The Bursting Bond Bubble
Correlation fever, the government bond bubble, shackling central banks, recession fake news, earnings risk fully discounted
The One Variable Market
The correlation between stocks, bonds, commodities and the dollar relative to G10 currencies is approaching one (perfect correlation) due to the investment process being reduced to a single variable, Federal Reserve tightening. While stocks, bonds and the dollar are moving together, the fever is most acute in sovereign bond markets. Every economic, inflation or corporate earnings report is analyzed in terms of the implications for the Fed policy. Soft home sales, single family housing starts, and builder confidence lowered the correlation fever. Strong corporate earnings from consumer companies due to decent demand and pricing power raised the fever. Japanese September CPI caused a spike in the fever Thursday night with a sharp selloff in 30 and 40-year Japanese government bonds (JGBs), not subject to the Bank of Japan’s yield curve control, and the yen fell below 150 despite intervention threats spilling over to global yields. A Wall Street Journal story from Fed reporter Nick Timiraos that is consistent with our developing dovish dissenters view triggered a 130-point spike rally in S&P 500 futures Friday but left the back end of the Treasury market behind with a 26bp steepening of 2s30s (2s down 14bp and 30s +12bp). Later Friday morning, the Bank of Japan, on behalf of the Ministry of Finance (an important distinction) intervened for the second time since the September FOMC meeting and the yen rallied from 152 to 146. Global bond markets are chaotic, and the Fed appears to be on the verge of a blink.

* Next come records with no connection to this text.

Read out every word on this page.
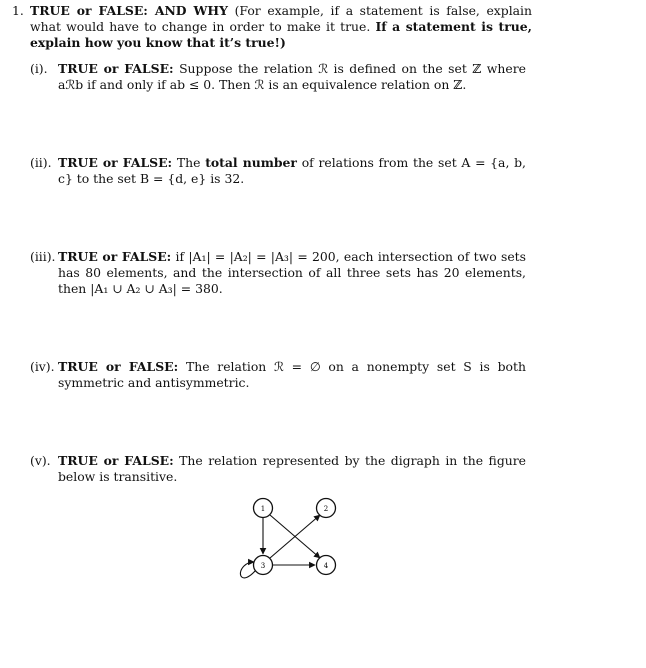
1. TRUE or FALSE: AND WHY (For example, if a statement is false, explain what would have to change in order to make it true. If a statement is true, explain how you know that it’s true!)
(i). TRUE or FALSE: Suppose the relation ℛ is defined on the set ℤ where aℛb if and only if ab ≤ 0. Then ℛ is an equivalence relation on ℤ.
(ii). TRUE or FALSE: The total number of relations from the set A = {a, b, c} to the set B = {d, e} is 32.
(iii). TRUE or FALSE: if |A₁| = |A₂| = |A₃| = 200, each intersection of two sets has 80 elements, and the intersection of all three sets has 20 elements, then |A₁ ∪ A₂ ∪ A₃| = 380.
(iv). TRUE or FALSE: The relation ℛ = ∅ on a nonempty set S is both symmetric and antisymmetric.
(v). TRUE or FALSE: The relation represented by the digraph in the figure below is transitive.
1	2
3	4
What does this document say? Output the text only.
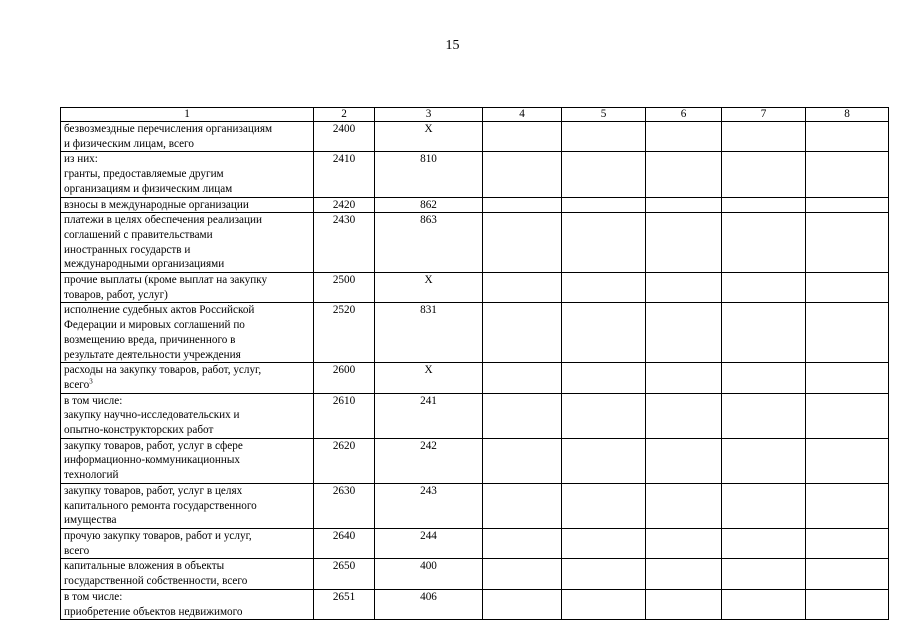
15
1	2	3	4	5	6	7	8
безвозмездные перечисления организациям
и физическим лицам, всего	2400	X					
из них:
гранты, предоставляемые другим
организациям и физическим лицам	2410	810					
взносы в международные организации	2420	862					
платежи в целях обеспечения реализации
соглашений с правительствами
иностранных государств и
международными организациями	2430	863					
прочие выплаты (кроме выплат на закупку
товаров, работ, услуг)	2500	X					
исполнение судебных актов Российской
Федерации и мировых соглашений по
возмещению вреда, причиненного в
результате деятельности учреждения	2520	831					
расходы на закупку товаров, работ, услуг,
всего$^3$	2600	X					
в том числе:
закупку научно-исследовательских и
опытно-конструкторских работ	2610	241					
закупку товаров, работ, услуг в сфере
информационно-коммуникационных
технологий	2620	242					
закупку товаров, работ, услуг в целях
капитального ремонта государственного
имущества	2630	243					
прочую закупку товаров, работ и услуг,
всего	2640	244					
капитальные вложения в объекты
государственной собственности, всего	2650	400					
в том числе:
приобретение объектов недвижимого	2651	406					
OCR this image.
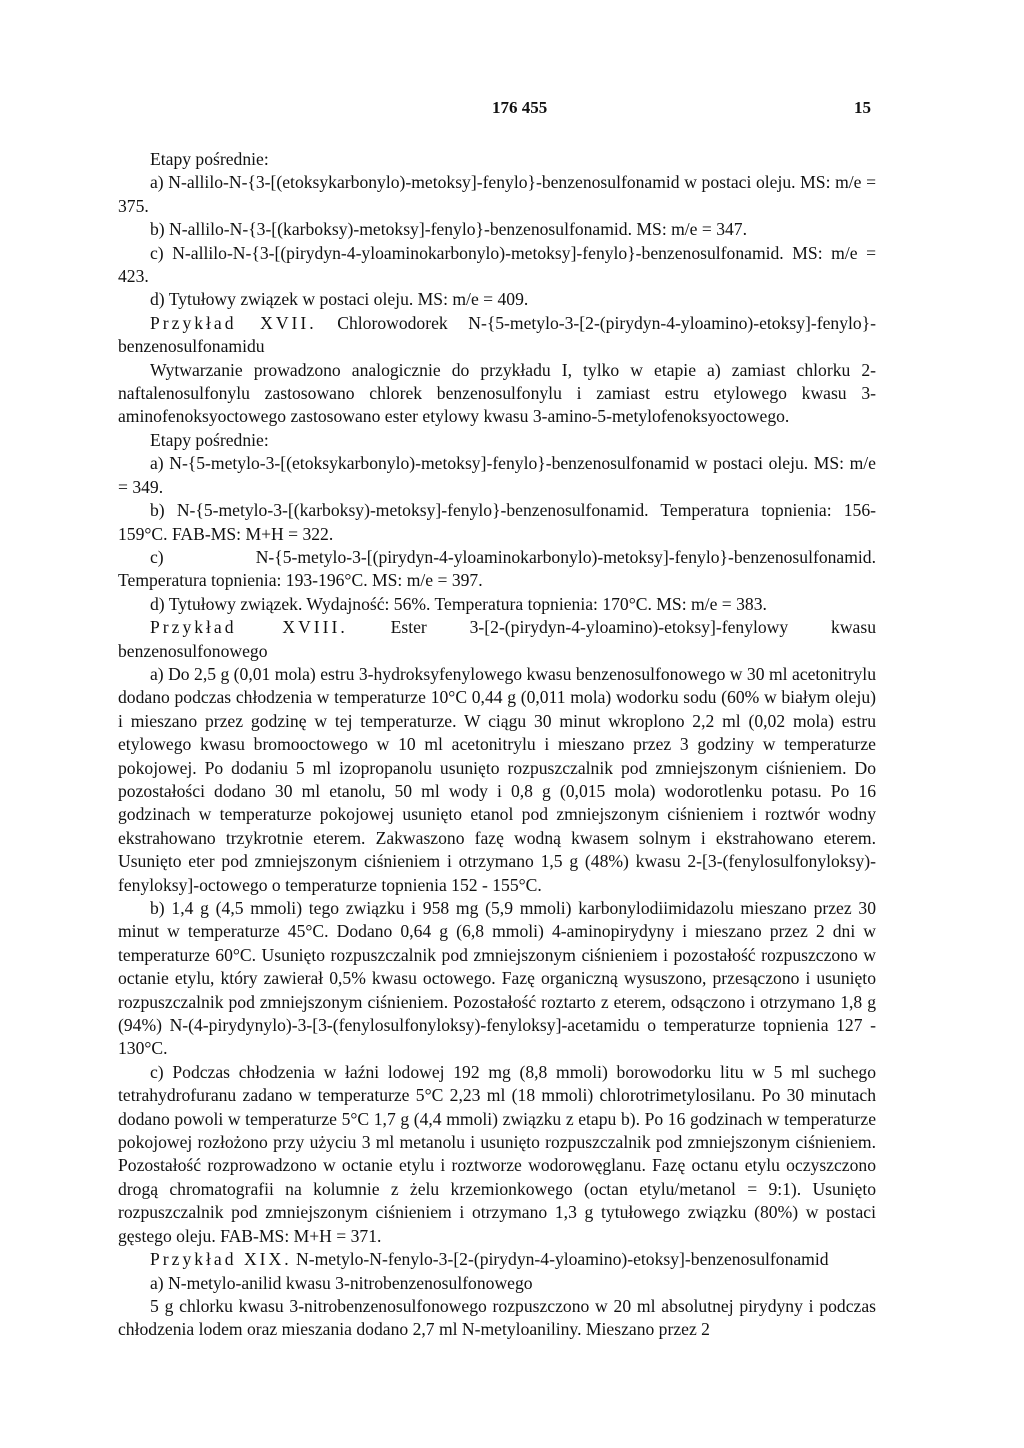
176 455	15

Etapy pośrednie:

a) N-allilo-N-{3-[(etoksykarbonylo)-metoksy]-fenylo}-benzenosulfonamid w postaci oleju. MS: m/e = 375.

b) N-allilo-N-{3-[(karboksy)-metoksy]-fenylo}-benzenosulfonamid. MS: m/e = 347.

c) N-allilo-N-{3-[(pirydyn-4-yloaminokarbonylo)-metoksy]-fenylo}-benzenosulfonamid. MS: m/e = 423.

d) Tytułowy związek w postaci oleju. MS: m/e = 409.

Przykład XVII. Chlorowodorek N-{5-metylo-3-[2-(pirydyn-4-yloamino)-etoksy]-fenylo}-benzenosulfonamidu

Wytwarzanie prowadzono analogicznie do przykładu I, tylko w etapie a) zamiast chlorku 2-naftalenosulfonylu zastosowano chlorek benzenosulfonylu i zamiast estru etylowego kwasu 3-aminofenoksyoctowego zastosowano ester etylowy kwasu 3-amino-5-metylofenoksyoctowego.

Etapy pośrednie:

a) N-{5-metylo-3-[(etoksykarbonylo)-metoksy]-fenylo}-benzenosulfonamid w postaci oleju. MS: m/e = 349.

b) N-{5-metylo-3-[(karboksy)-metoksy]-fenylo}-benzenosulfonamid. Temperatura topnienia: 156-159°C. FAB-MS: M+H = 322.

c) N-{5-metylo-3-[(pirydyn-4-yloaminokarbonylo)-metoksy]-fenylo}-benzenosulfonamid. Temperatura topnienia: 193-196°C. MS: m/e = 397.

d) Tytułowy związek. Wydajność: 56%. Temperatura topnienia: 170°C. MS: m/e = 383.

Przykład XVIII. Ester 3-[2-(pirydyn-4-yloamino)-etoksy]-fenylowy kwasu benzenosulfonowego

a) Do 2,5 g (0,01 mola) estru 3-hydroksyfenylowego kwasu benzenosulfonowego w 30 ml acetonitrylu dodano podczas chłodzenia w temperaturze 10°C 0,44 g (0,011 mola) wodorku sodu (60% w białym oleju) i mieszano przez godzinę w tej temperaturze. W ciągu 30 minut wkroplono 2,2 ml (0,02 mola) estru etylowego kwasu bromooctowego w 10 ml acetonitrylu i mieszano przez 3 godziny w temperaturze pokojowej. Po dodaniu 5 ml izopropanolu usunięto rozpuszczalnik pod zmniejszonym ciśnieniem. Do pozostałości dodano 30 ml etanolu, 50 ml wody i 0,8 g (0,015 mola) wodorotlenku potasu. Po 16 godzinach w temperaturze pokojowej usunięto etanol pod zmniejszonym ciśnieniem i roztwór wodny ekstrahowano trzykrotnie eterem. Zakwaszono fazę wodną kwasem solnym i ekstrahowano eterem. Usunięto eter pod zmniejszonym ciśnieniem i otrzymano 1,5 g (48%) kwasu 2-[3-(fenylosulfonyloksy)-fenyloksy]-octowego o temperaturze topnienia 152 - 155°C.

b) 1,4 g (4,5 mmoli) tego związku i 958 mg (5,9 mmoli) karbonylodiimidazolu mieszano przez 30 minut w temperaturze 45°C. Dodano 0,64 g (6,8 mmoli) 4-aminopirydyny i mieszano przez 2 dni w temperaturze 60°C. Usunięto rozpuszczalnik pod zmniejszonym ciśnieniem i pozostałość rozpuszczono w octanie etylu, który zawierał 0,5% kwasu octowego. Fazę organiczną wysuszono, przesączono i usunięto rozpuszczalnik pod zmniejszonym ciśnieniem. Pozostałość roztarto z eterem, odsączono i otrzymano 1,8 g (94%) N-(4-pirydynylo)-3-[3-(fenylosulfonyloksy)-fenyloksy]-acetamidu o temperaturze topnienia 127 - 130°C.

c) Podczas chłodzenia w łaźni lodowej 192 mg (8,8 mmoli) borowodorku litu w 5 ml suchego tetrahydrofuranu zadano w temperaturze 5°C 2,23 ml (18 mmoli) chlorotrimetylosilanu. Po 30 minutach dodano powoli w temperaturze 5°C 1,7 g (4,4 mmoli) związku z etapu b). Po 16 godzinach w temperaturze pokojowej rozłożono przy użyciu 3 ml metanolu i usunięto rozpuszczalnik pod zmniejszonym ciśnieniem. Pozostałość rozprowadzono w octanie etylu i roztworze wodorowęglanu. Fazę octanu etylu oczyszczono drogą chromatografii na kolumnie z żelu krzemionkowego (octan etylu/metanol = 9:1). Usunięto rozpuszczalnik pod zmniejszonym ciśnieniem i otrzymano 1,3 g tytułowego związku (80%) w postaci gęstego oleju. FAB-MS: M+H = 371.

Przykład XIX. N-metylo-N-fenylo-3-[2-(pirydyn-4-yloamino)-etoksy]-benzenosulfonamid

a) N-metylo-anilid kwasu 3-nitrobenzenosulfonowego

5 g chlorku kwasu 3-nitrobenzenosulfonowego rozpuszczono w 20 ml absolutnej pirydyny i podczas chłodzenia lodem oraz mieszania dodano 2,7 ml N-metyloaniliny. Mieszano przez 2
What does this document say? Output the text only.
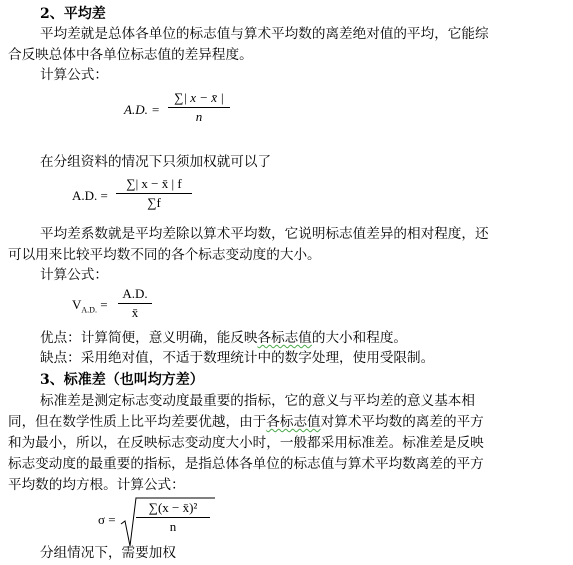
2、平均差
平均差就是总体各单位的标志值与算术平均数的离差绝对值的平均，它能综
合反映总体中各单位标志值的差异程度。
计算公式：
A.D. = $\frac{\sum| x - x̄ |}{n}$
在分组资料的情况下只须加权就可以了
A.D. = $\frac{\sum| x - x̄ | f}{\sum f}$
平均差系数就是平均差除以算术平均数，它说明标志值差异的相对程度，还
可以用来比较平均数不同的各个标志变动度的大小。
计算公式：
$V_{A.D.} = \frac{A.D.}{x̄}$
优点：计算简便，意义明确，能反映各标志值的大小和程度。
缺点：采用绝对值，不适于数理统计中的数字处理，使用受限制。
3、标准差（也叫均方差）
标准差是测定标志变动度最重要的指标，它的意义与平均差的意义基本相
同，但在数学性质上比平均差要优越，由于各标志值对算术平均数的离差的平方
和为最小，所以，在反映标志变动度大小时，一般都采用标准差。标准差是反映
标志变动度的最重要的指标，是指总体各单位的标志值与算术平均数离差的平方
平均数的均方根。计算公式：
$\sigma = \frac{\text{∑(x − x̄)²}}{n}$
分组情况下，需要加权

Decades of buying of US Treasuries by central banks (CBs), beginning with Asian exporters suppressing currency appreciation in the ‘00s, and followed by developed world CBs after the global financial and European sovereign debt crises, facilitated massive growth in sovereign debt outstanding. Government debt liquidity collapsed due to the combination of the end of global QE, falling current account surpluses from the largest foreign holders of Treasuries due to the energy crisis and slowing goods exports, and regulatory policy that reduced the amount of capital available to trade government debt. The Federal Reserve and Bank of England, the two largest current account deficit countries that require capital inflows to finance government spending, are the largest contributors to global government bond chaos. Even as the correlation breaks with the coming Blink 2022, the shifting political winds are likely to restrict central banks degrees of freedom otherwise known as independence. We are headed towards an environment where markets determine the cost of investment capital, with reduced malinvestment, increased creative destruction, and faster productivity growth, but we need the central bank most responsible for the fever to recognize that with correlation going to one there is likely to be collateral damage.